Club furioso con Thiago Motta, la decisione scatena la bufera

Thiago Motta finisce nel mirino delle cronache, la sua decisione scatena la bufera all’interno del club: cosa succede

E’ uno degli uomini più attesi e ricercati del momento, nel mondo del calcio, e non potrebbe essere altrimenti. Thiago Motta si è guadagnato la ribalta, grazie alle sue doti come allenatore, con un risultato, quello della Champions League ottenuta con il Bologna, davvero notevole.

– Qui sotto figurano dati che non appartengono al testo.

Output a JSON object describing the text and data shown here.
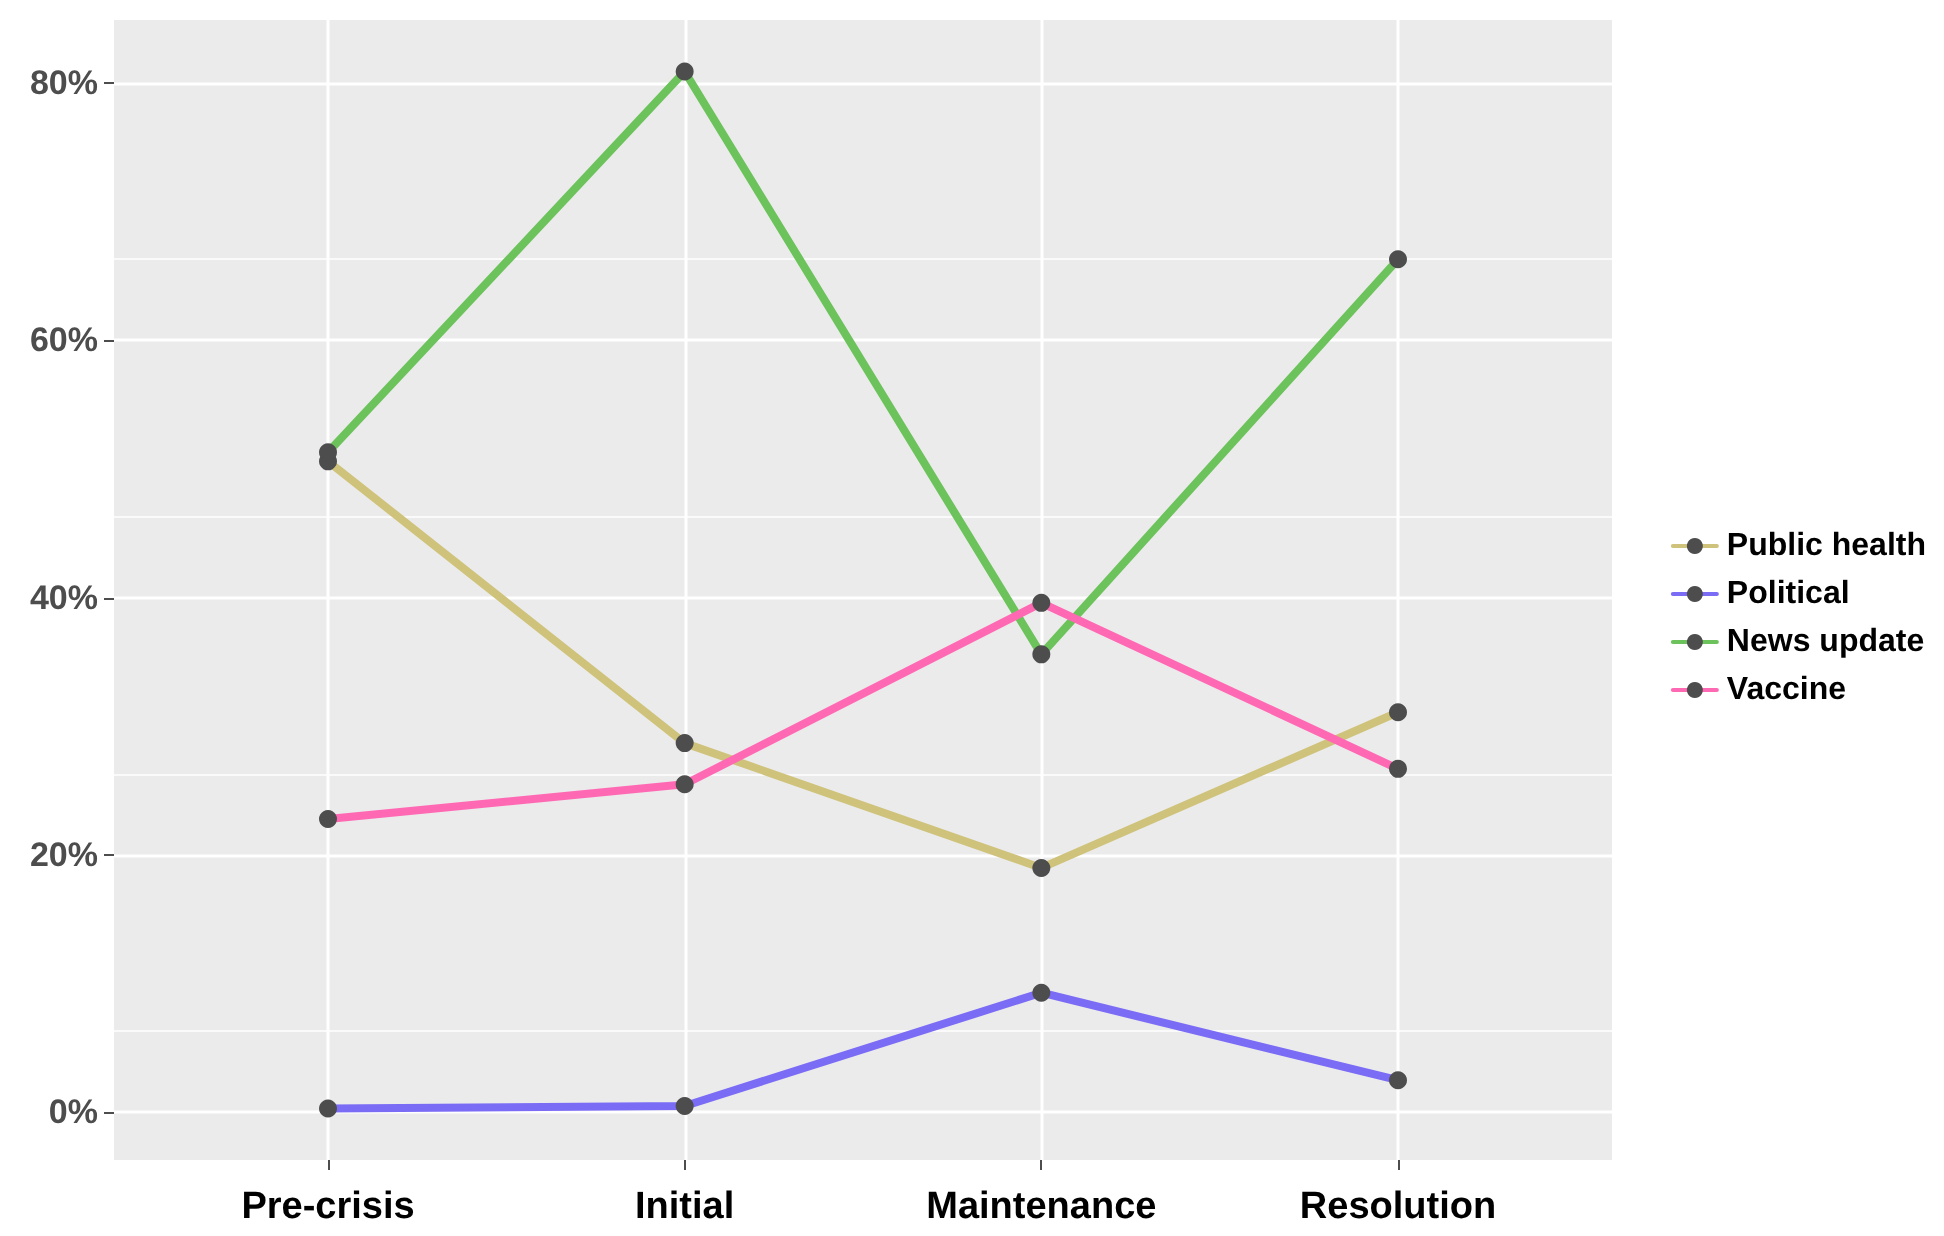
{
  "chart_data": {
    "type": "line",
    "categories": [
      "Pre-crisis",
      "Initial",
      "Maintenance",
      "Resolution"
    ],
    "series": [
      {
        "name": "Public health",
        "color": "#cfc27a",
        "values": [
          50.6,
          28.7,
          19.0,
          31.1
        ]
      },
      {
        "name": "Political",
        "color": "#7b6cf6",
        "values": [
          0.3,
          0.5,
          9.3,
          2.5
        ]
      },
      {
        "name": "News update",
        "color": "#6cc25b",
        "values": [
          51.3,
          80.9,
          35.6,
          66.3
        ]
      },
      {
        "name": "Vaccine",
        "color": "#ff69b4",
        "values": [
          22.8,
          25.5,
          39.6,
          26.7
        ]
      }
    ],
    "ylim": [
      -3.7,
      84.9
    ],
    "yticks": [
      {
        "value": 0,
        "label": "0%"
      },
      {
        "value": 20,
        "label": "20%"
      },
      {
        "value": 40,
        "label": "40%"
      },
      {
        "value": 60,
        "label": "60%"
      },
      {
        "value": 80,
        "label": "80%"
      }
    ],
    "grid": true,
    "legend": "right",
    "marker": "circle",
    "line_style": "solid"
  }
}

Thiago Motta, il club è furioso con lui
Thiago Motta scatena le ire del club, colpo di scena (fonte: © LaPresse) – Milanlive.it

Con i rossoblù, ha condotto un campionato straordinario, che ha contribuito a farlo entrare definitivamente nelle grazie di tutti gli addetti ai lavori. E adesso l’attesa per lui sale ancor di più, visto che è destinato alla Juventus. Una grande avventura per il tecnico italobrasiliano, scelto dai bianconeri per aprire un nuovo ciclo vincente.

Non c’è ancora l’ufficialità, questione di poco, comunque. A breve, Thiago Motta sarà bianconero. E avrà un compito fondamentale, insieme al ds Giuntoli, di costruire una squadra all’altezza delle aspettative in Italia e in Europa, dopo anni piuttosto difficili. Con la nuova stagione non ancora al via, comunque, c’è già una polemica che lo riguarda.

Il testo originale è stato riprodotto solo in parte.